Avec l'industrialisation alimentaire, le bouillon cube — forme élaborée de l'extrait de viande —, est la réduction extrême d'un bouillon obtenu avec une base animale (viande, poisson, volaille…), permettant plus tard de réaliser une sauce, ou un fond, dans une autre préparation culinaire en y ajoutant un concentré d'arômes et saveurs. Le bouillon cube est le résultat final par une évaporation soignée, éliminant la fraction aqueuse. La cuisson initiale a permis de récupérer des fractions goûteuses et aromatiques, qui sont non évaporées à 100 °C. Ils sont vendus déshydratés, salés (pour leur conservation), en tablettes ou en concentré.
Historique
Ce mode de cuisson est bien entendu ancestral, voire immémorial : à partir du moment où les humains possédaient le feu, des ustensiles et l'art de mélanger l'eau et des aliments, le bouillon était né.
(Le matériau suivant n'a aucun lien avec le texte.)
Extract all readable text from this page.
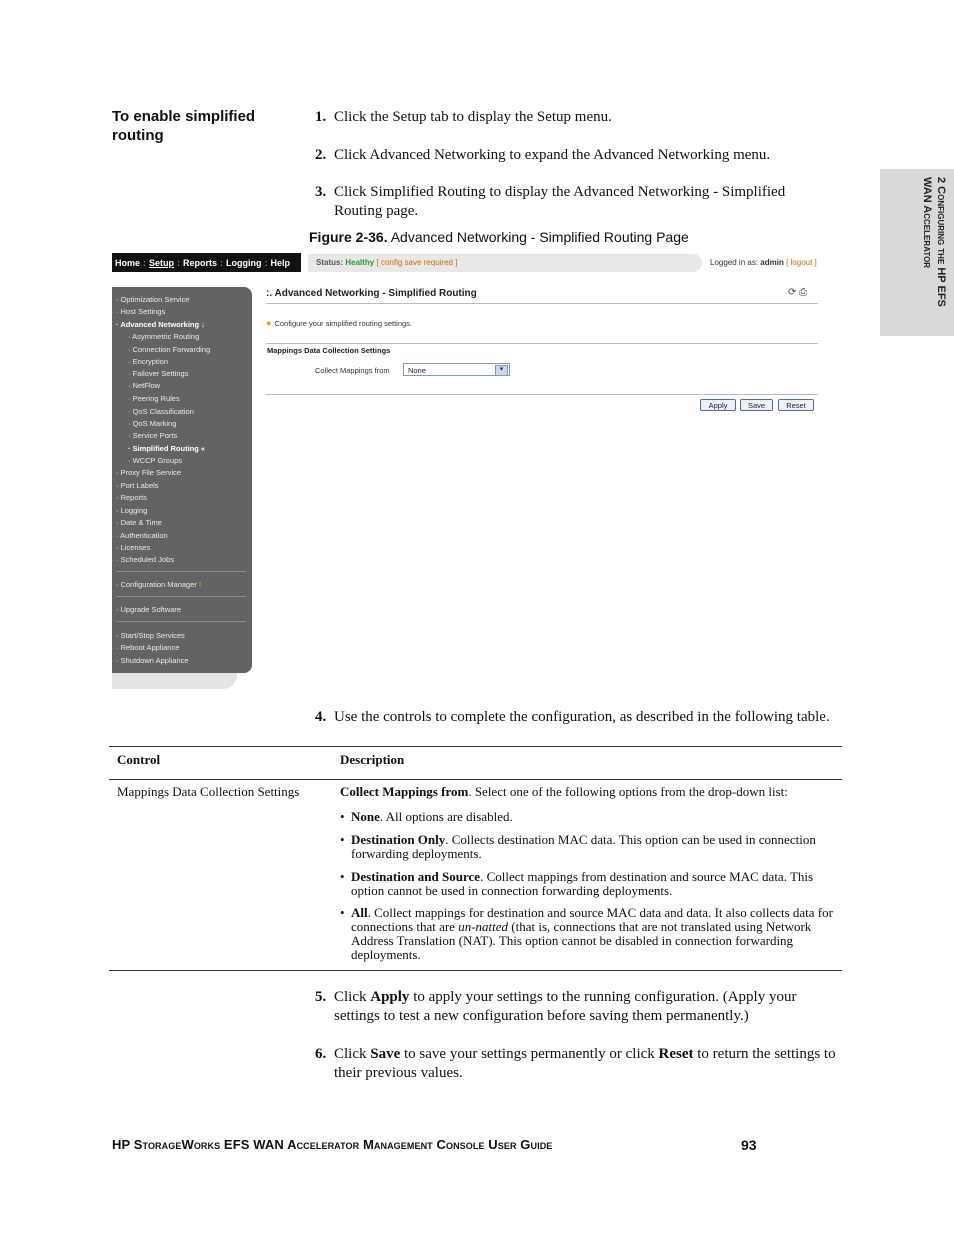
2 Configuring the HP EFS
WAN Accelerator
To enable simplified routing
1. Click the Setup tab to display the Setup menu.
2. Click Advanced Networking to expand the Advanced Networking menu.
3. Click Simplified Routing to display the Advanced Networking - Simplified Routing page.
Figure 2-36. Advanced Networking - Simplified Routing Page
Home : Setup : Reports : Logging : Help	Status: Healthy [ config save required ]	Logged in as: admin [ logout ]
· Optimization Service
· Host Settings
· Advanced Networking ↓
· Asymmetric Routing
· Connection Forwarding
· Encryption
· Failover Settings
· NetFlow
· Peering Rules
· QoS Classification
· QoS Marking
· Service Ports
· Simplified Routing «
· WCCP Groups
· Proxy File Service
· Port Labels
· Reports
· Logging
· Date & Time
· Authentication
· Licenses
· Scheduled Jobs
· Configuration Manager !
· Upgrade Software
· Start/Stop Services
· Reboot Appliance
· Shutdown Appliance
:. Advanced Networking - Simplified Routing	⟳ ⎙
● Configure your simplified routing settings.
Mappings Data Collection Settings
Collect Mappings from	None	▾
Apply	Save	Reset
4. Use the controls to complete the configuration, as described in the following table.
Control	Description
Mappings Data Collection Settings	Collect Mappings from. Select one of the following options from the drop-down list:
• None. All options are disabled.
• Destination Only. Collects destination MAC data. This option can be used in connection forwarding deployments.
• Destination and Source. Collect mappings from destination and source MAC data. This option cannot be used in connection forwarding deployments.
• All. Collect mappings for destination and source MAC data and data. It also collects data for connections that are un-natted (that is, connections that are not translated using Network Address Translation (NAT). This option cannot be disabled in connection forwarding deployments.
5. Click Apply to apply your settings to the running configuration. (Apply your settings to test a new configuration before saving them permanently.)
6. Click Save to save your settings permanently or click Reset to return the settings to their previous values.
HP StorageWorks EFS WAN Accelerator Management Console User Guide	93
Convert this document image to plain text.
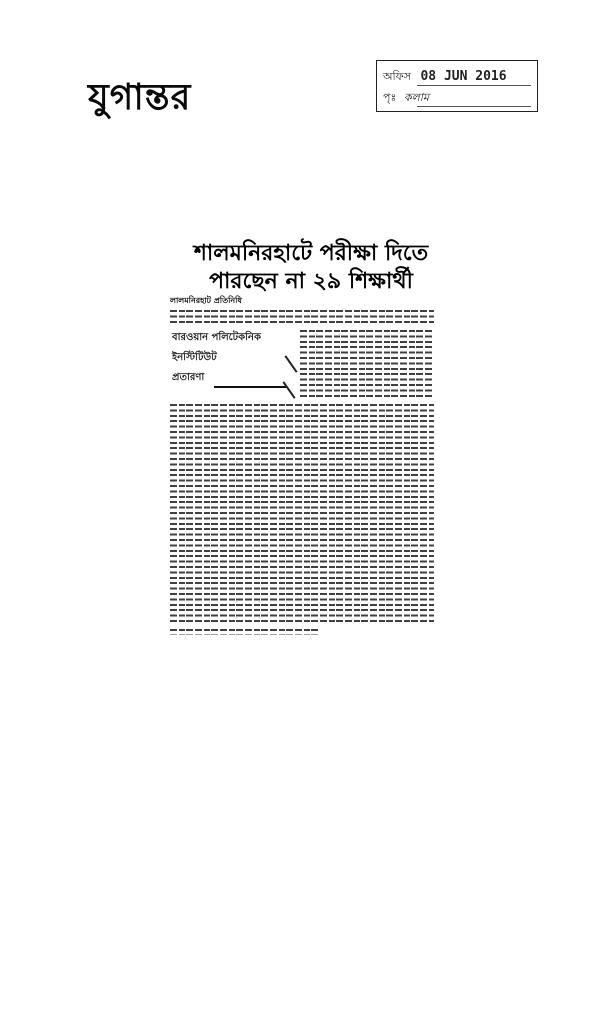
যুগান্তর
অফিস 08 JUN 2016
পৃঃ কলাম
শালমনিরহাটে পরীক্ষা দিতে
পারছেন না ২৯ শিক্ষার্থী
লালমনিরহাট প্রতিনিধি
বারওয়ান পলিটেকনিক
ইনস্টিটিউট
প্রতারণা
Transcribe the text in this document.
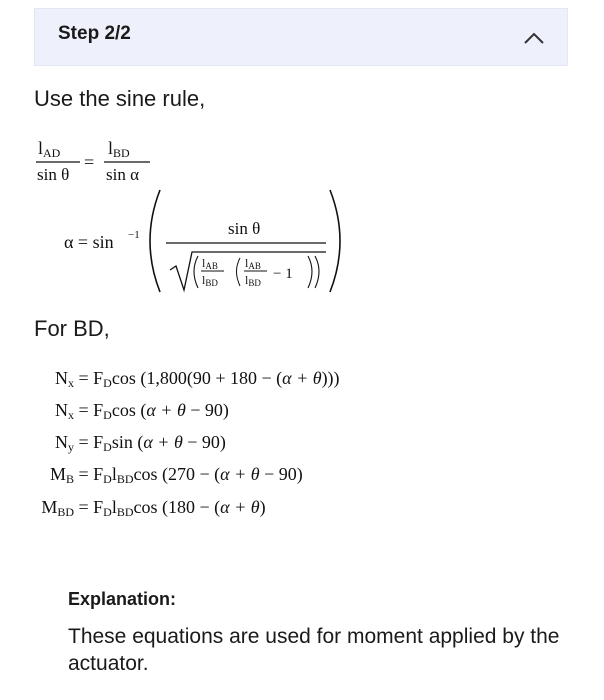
Step 2/2
Use the sine rule,
lAD
sin θ
=
lBD
sin α
α = sin −1	sin θ
lAB
lBD
lAB
lBD
− 1
For BD,
$N_x = F_D\cos$ (1,800(90 + 180 − (α + θ)))
$N_x = F_D\cos$ (α + θ − 90)
$N_y = F_D\sin$ (α + θ − 90)
$M_B = F_Dl_{BD}\cos$ (270 − (α + θ − 90)
$M_{BD} = F_Dl_{BD}\cos$ (180 − (α + θ)
Explanation:
These equations are used for moment applied by the actuator.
Des archéochimistes montrent que très tôt, des êtres humains ont pratiqué la technique qui consiste à cuire des aliments dans de l’eau à l’aide de pierres chauffées dans un feu et jetées dans l’eau contenue dans une peau d’animal posée sur un trou. Apicius, il y a 2 000 ans, donne diverses recettes de bouillons. Des receptuaires, comme le Viandier (1319) de Guillaume Tirel, témoignant de la cuisine médiévale en Occident, donnent certaines recettes où le poireau, l'ail, la carotte, jouent un rôle central, la viande restant rare pour la très grande majorité des gens. Une très ancienne recette consiste à faire cuire la carcasse d'un poulet, son jus de cuisson, avec quelques légumes, il est dit reconstituant et destiné aux convalescents[3].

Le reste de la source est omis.